Exhibition: Texas A&M 95, Arizona State 88
Box Score
ROSENBERG, Texas — This team won’t win any Oscars on opening night, but the preview of Bucky Ball received positive reviews at the Fort Bend Epicenter.
The Aggies used a furious second-half comeback fueled by Zach Clemence to beat Arizona State at “The Preview” in exhibition action, 95-88.
“We just kept hanging around,” head coach Bucky McMillan said. “Even though two of our leading scorers are out right now, we have depth. I think, with this team, it will be different guys every night, and tonight, it was Zach’s night.”
The Aggies were without their two best players in Pop Isaacs and Mackenzie Mgbako as they continue to recover from their respective injuries.
Meanwhile, Bobby Hurley’s Sun Devils were without their third and fourth options in Marcus Adams Jr. and Allen Mukeba.
With both teams shorthanded, the Aggies used their depth to outlast their opponent and pull away late.
Across college basketball, what you see in October will certainly not be what you will see in March, and no team embodies that more than the Aggies in Year 1 under McMillan.
With 15 new faces that haven’t played together in a brand-new system, early-game and early-season struggles are to be expected. That was the story of the first half as the Maroon & White committed 11 turnovers, shot just 36 percent from 3-point range and shot 60 percent at the free-throw line.

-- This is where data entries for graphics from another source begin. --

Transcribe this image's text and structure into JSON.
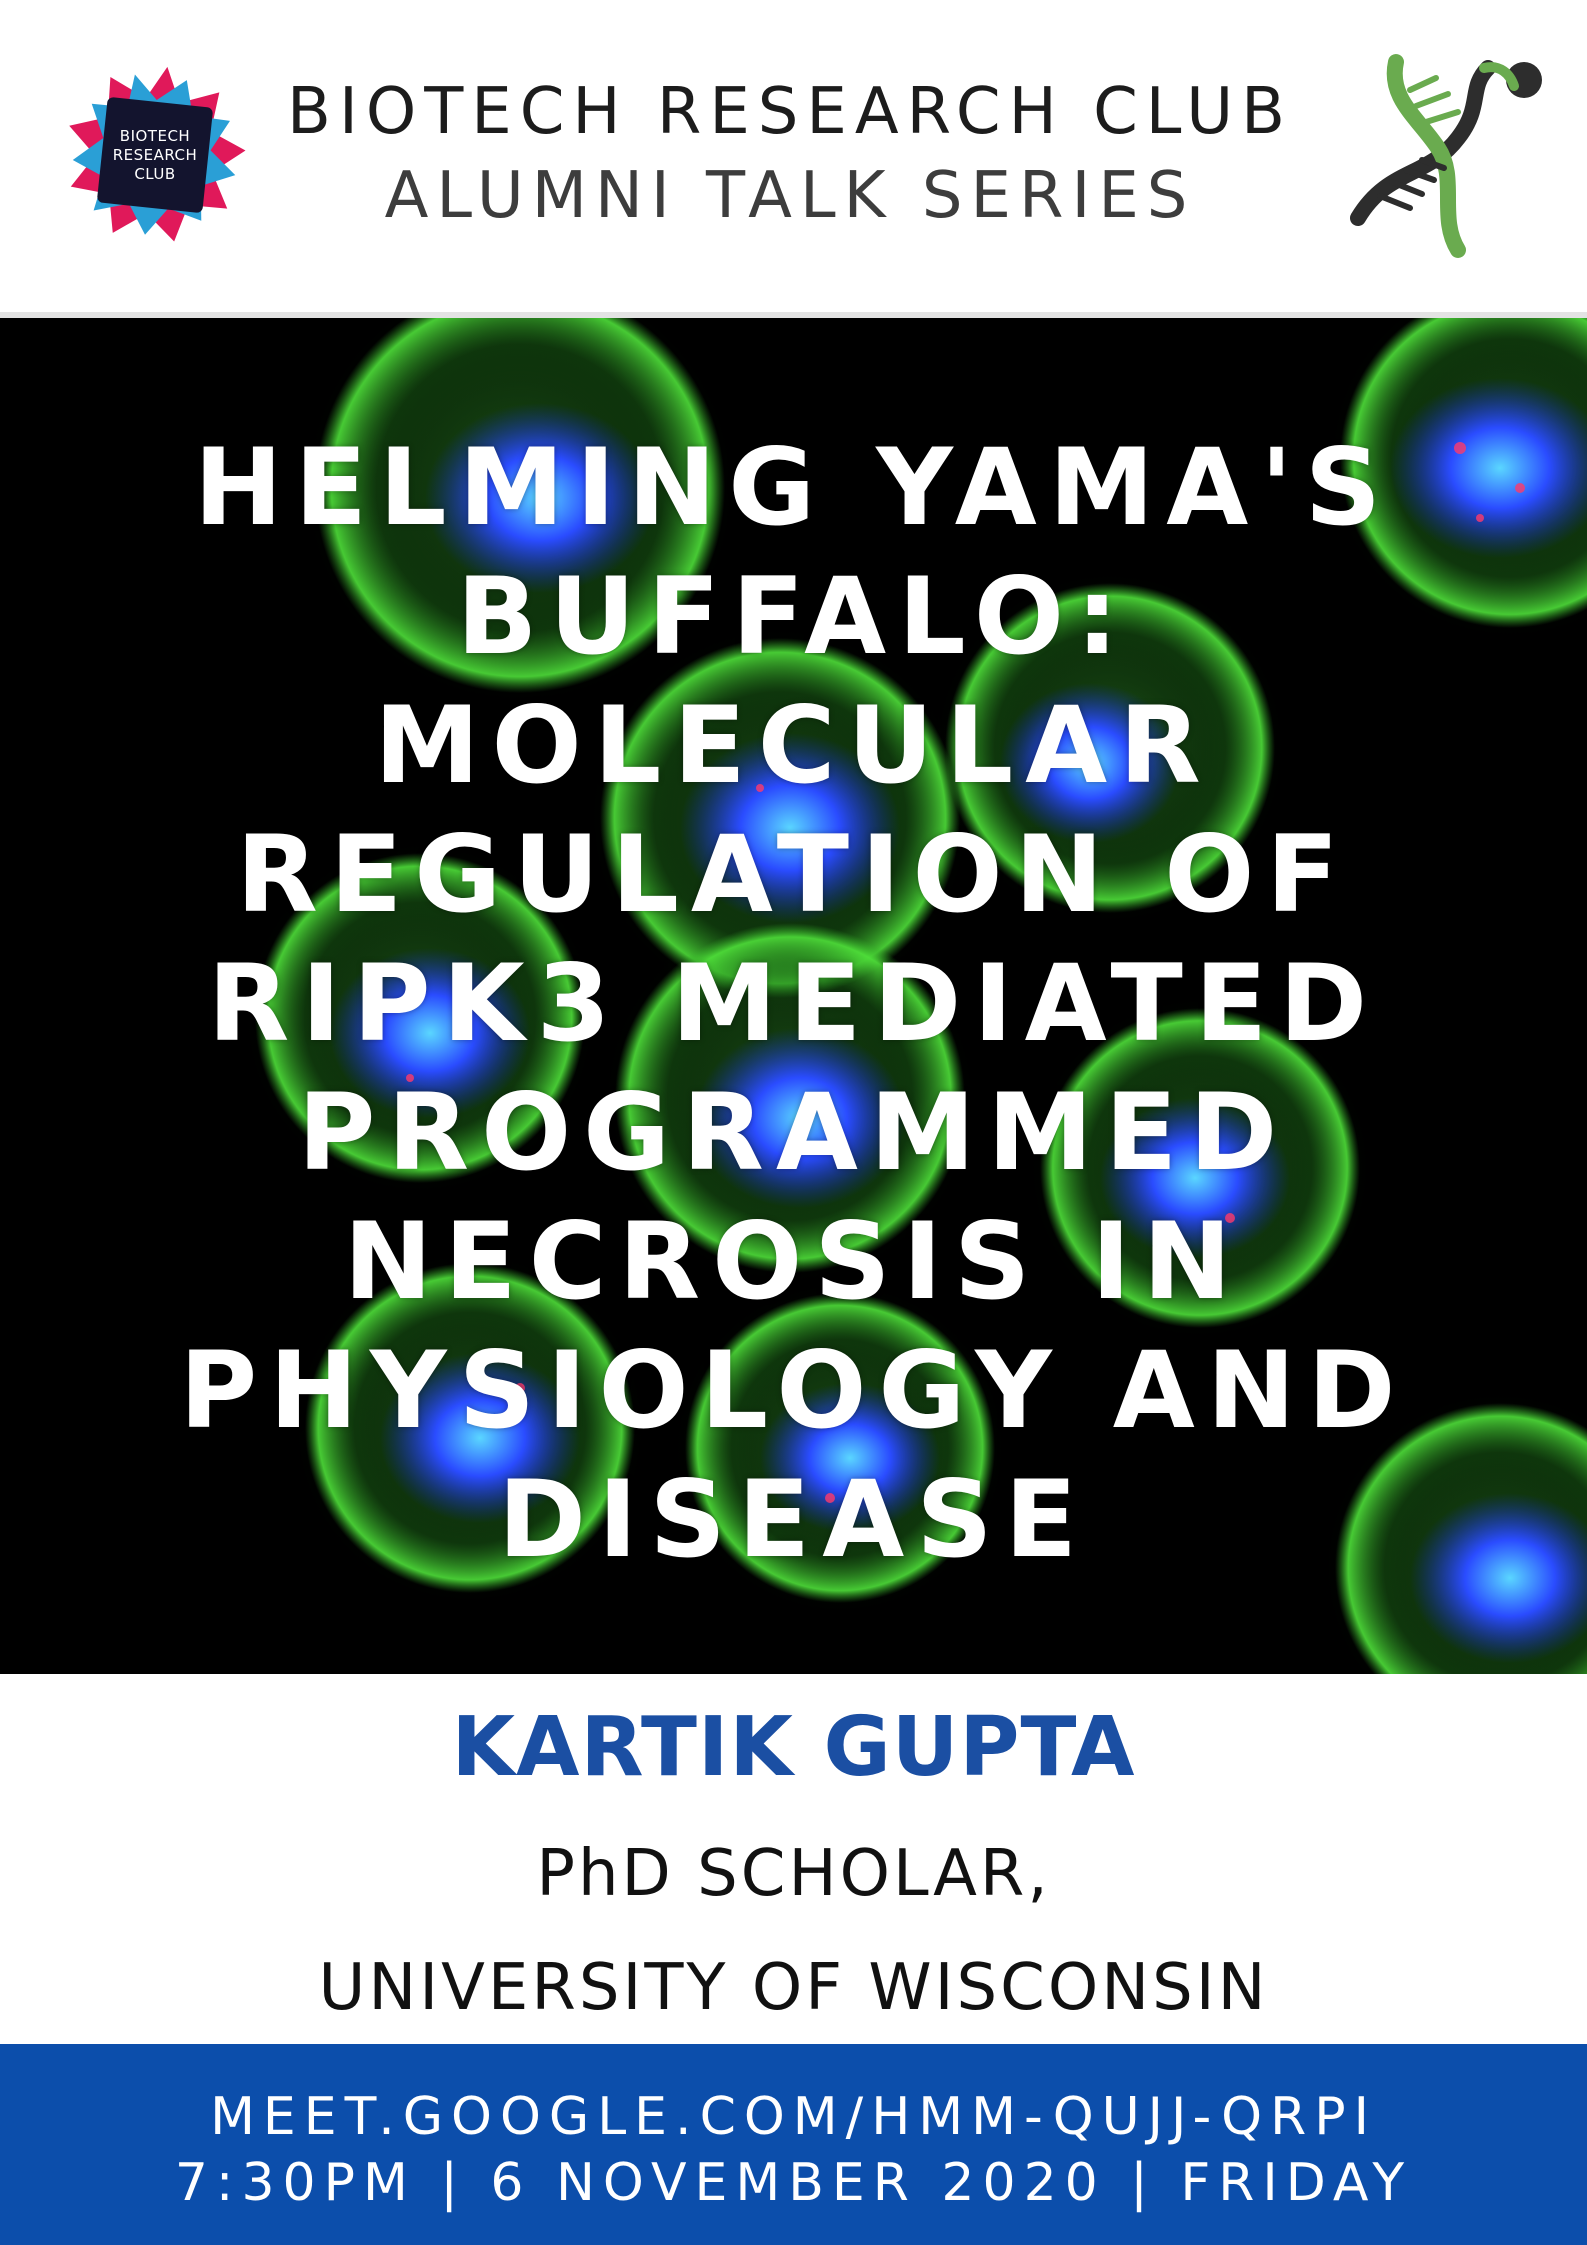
{
  "header": {
    "club_logo_text": [
      "BIOTECH",
      "RESEARCH",
      "CLUB"
    ],
    "title_line1": "BIOTECH RESEARCH CLUB",
    "title_line2": "ALUMNI TALK SERIES",
    "colors": {
      "logo_pink": "#e0195a",
      "logo_blue": "#2a9fd6",
      "logo_navy": "#13142e",
      "dna_green": "#6aab4f",
      "dna_dark": "#2d2d2d"
    }
  },
  "talk": {
    "title_lines": [
      "HELMING YAMA'S",
      "BUFFALO:",
      "MOLECULAR",
      "REGULATION OF",
      "RIPK3 MEDIATED",
      "PROGRAMMED",
      "NECROSIS IN",
      "PHYSIOLOGY AND",
      "DISEASE"
    ]
  },
  "speaker": {
    "name": "KARTIK GUPTA",
    "role": "PhD SCHOLAR,",
    "affiliation": "UNIVERSITY OF WISCONSIN"
  },
  "footer": {
    "meeting_link": "MEET.GOOGLE.COM/HMM-QUJJ-QRPI",
    "schedule": "7:30PM | 6 NOVEMBER 2020 | FRIDAY",
    "background": "#0c4eab"
  }
}
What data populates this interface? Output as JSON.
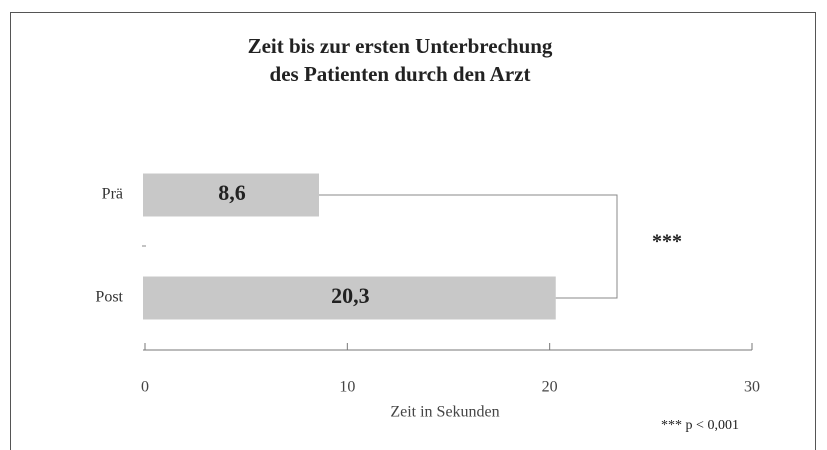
{
  "chart_data": {
    "type": "bar",
    "orientation": "horizontal",
    "title_lines": [
      "Zeit bis zur ersten Unterbrechung",
      "des Patienten durch den Arzt"
    ],
    "categories": [
      "Prä",
      "Post"
    ],
    "values": [
      8.6,
      20.3
    ],
    "value_labels": [
      "8,6",
      "20,3"
    ],
    "color": "#c8c8c8",
    "xlim": [
      0,
      30
    ],
    "xticks": [
      0,
      10,
      20,
      30
    ],
    "xlabel": "Zeit in Sekunden",
    "significance": "***",
    "note": "*** p < 0,001"
  }
}
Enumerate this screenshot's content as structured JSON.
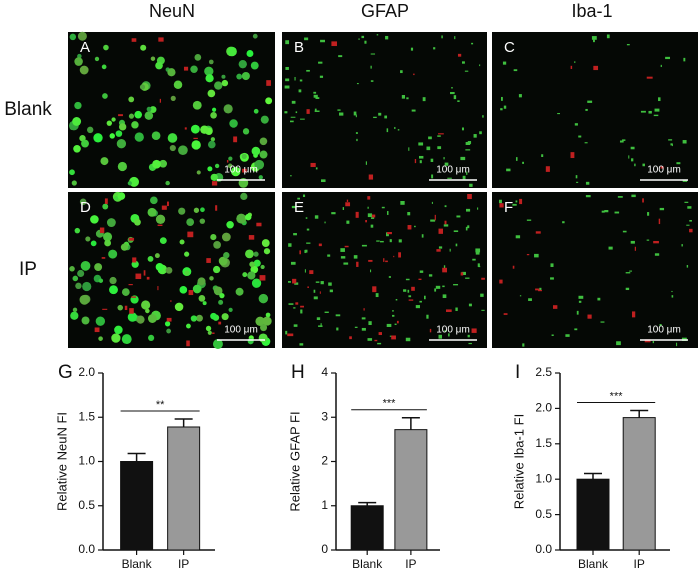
{
  "column_headers": [
    "NeuN",
    "GFAP",
    "Iba-1"
  ],
  "row_labels": [
    "Blank",
    "IP"
  ],
  "panels": [
    {
      "letter": "A",
      "scale_bar": "100 μm"
    },
    {
      "letter": "B",
      "scale_bar": "100 μm"
    },
    {
      "letter": "C",
      "scale_bar": "100 μm"
    },
    {
      "letter": "D",
      "scale_bar": "100 μm"
    },
    {
      "letter": "E",
      "scale_bar": "100 μm"
    },
    {
      "letter": "F",
      "scale_bar": "100 μm"
    }
  ],
  "chart_data": [
    {
      "type": "bar",
      "panel_label": "G",
      "ylabel": "Relative NeuN FI",
      "categories": [
        "Blank",
        "IP"
      ],
      "values": [
        1.0,
        1.39
      ],
      "errors": [
        0.09,
        0.09
      ],
      "colors": [
        "#111111",
        "#999999"
      ],
      "significance": "**",
      "ylim": [
        0,
        2
      ],
      "yticks": [
        {
          "value": 0,
          "label": "0.0"
        },
        {
          "value": 0.5,
          "label": "0.5"
        },
        {
          "value": 1,
          "label": "1.0"
        },
        {
          "value": 1.5,
          "label": "1.5"
        },
        {
          "value": 2,
          "label": "2.0"
        }
      ]
    },
    {
      "type": "bar",
      "panel_label": "H",
      "ylabel": "Relative GFAP FI",
      "categories": [
        "Blank",
        "IP"
      ],
      "values": [
        1.0,
        2.72
      ],
      "errors": [
        0.07,
        0.27
      ],
      "colors": [
        "#111111",
        "#999999"
      ],
      "significance": "***",
      "ylim": [
        0,
        4
      ],
      "yticks": [
        0,
        1,
        2,
        3,
        4
      ]
    },
    {
      "type": "bar",
      "panel_label": "I",
      "ylabel": "Relative Iba-1 FI",
      "categories": [
        "Blank",
        "IP"
      ],
      "values": [
        1.0,
        1.87
      ],
      "errors": [
        0.08,
        0.1
      ],
      "colors": [
        "#111111",
        "#999999"
      ],
      "significance": "***",
      "ylim": [
        0,
        2.5
      ],
      "yticks": [
        {
          "value": 0,
          "label": "0.0"
        },
        {
          "value": 0.5,
          "label": "0.5"
        },
        {
          "value": 1,
          "label": "1.0"
        },
        {
          "value": 1.5,
          "label": "1.5"
        },
        {
          "value": 2,
          "label": "2.0"
        },
        {
          "value": 2.5,
          "label": "2.5"
        }
      ]
    }
  ]
}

“With every team I’ve coached, the first game usually has too many turnovers, bad shots and too many fouls,” McMillan said.
Rylan Griffen’s two first-half triples kept the Aggies in it heading into halftime, but it was clear they had work to do to make up for the 42-40 deficit. They were the better team, but just weren’t playing like it.
“We had too many turnovers. We were missing free throws I hadn’t seen us miss, and we didn’t make many threes,” McMillan said. “But we did a good job fighting through that because there’s going to be nights where you can’t finish like you normally do on made shots.”
Forcing turnovers is one thing, but making opponents pay is another. If the Aggies had lost, the paper-popper stat would’ve been ASU’s 26 points off turnovers compared to A&M’s five.
For a system that’s built on exerting extra energy to force turnovers, it can be crippling to force double-digit turnovers but fail to capitalize.
Still, the Aggies did not let this rattle them in their first live game against another team.
With shooters up and down this roster, Rubén Dominguez shot 2-for-7 on Sunday, and Griffen went 4-for-7 from behind the arc. Clemence is rarely mentioned at the top of that list by people outside the program, but the ones in that building know how crucial he is to this team.
After averaging just 1.7 points per game in his three years at Kansas, Clemence powered the comeback with 20 points on 5-for-6 shooting from deep in just 20 minutes of action. Because of his stat lines at Kansas, there were concerns about whether he could get his practice form to translate into a game. Sunday provided an early answer to that question.
“One of the biggest things we say is next play,” Clemence said. “I live my life by that, too. I take every moment and just say next play.”
When his team needed a spark, Clemence made the next play...and then the next and then the next. The Sun Devils had no answer for him. Trey after trey rained in during the final 10 minutes as Clemence took over the game and subsequently shut down the WiFi in the whole building.
The Aggie snipers shot 8-for-15 from deep in the second half and put up 55 points. The Reed Arena scoreboards better be able to hit triple digits, because 95 with an off-shooting half leaves a lot to be excited about offensively.
There was a lot to like about the fight A&M showed without their two best players, including the ball movement displayed in the second half, dominating the glass in the final 30 minutes and how they limited their own turnovers to just four in the final 16 minutes.
“This is the start of what we are. We’ve got a long way to go,” McMillan said. “I’m looking forward to getting to where we got to go.”
Can the Aggies clean up the turnovers, defend without fouling and get out to faster starts? That remains to be seen.
It’s only an exhibition, but if this team can build on it, March could look significantly better than this result in October.
A&M will officially start the season in eight days against Northwestern State at Reed Arena on Monday, Nov. 3.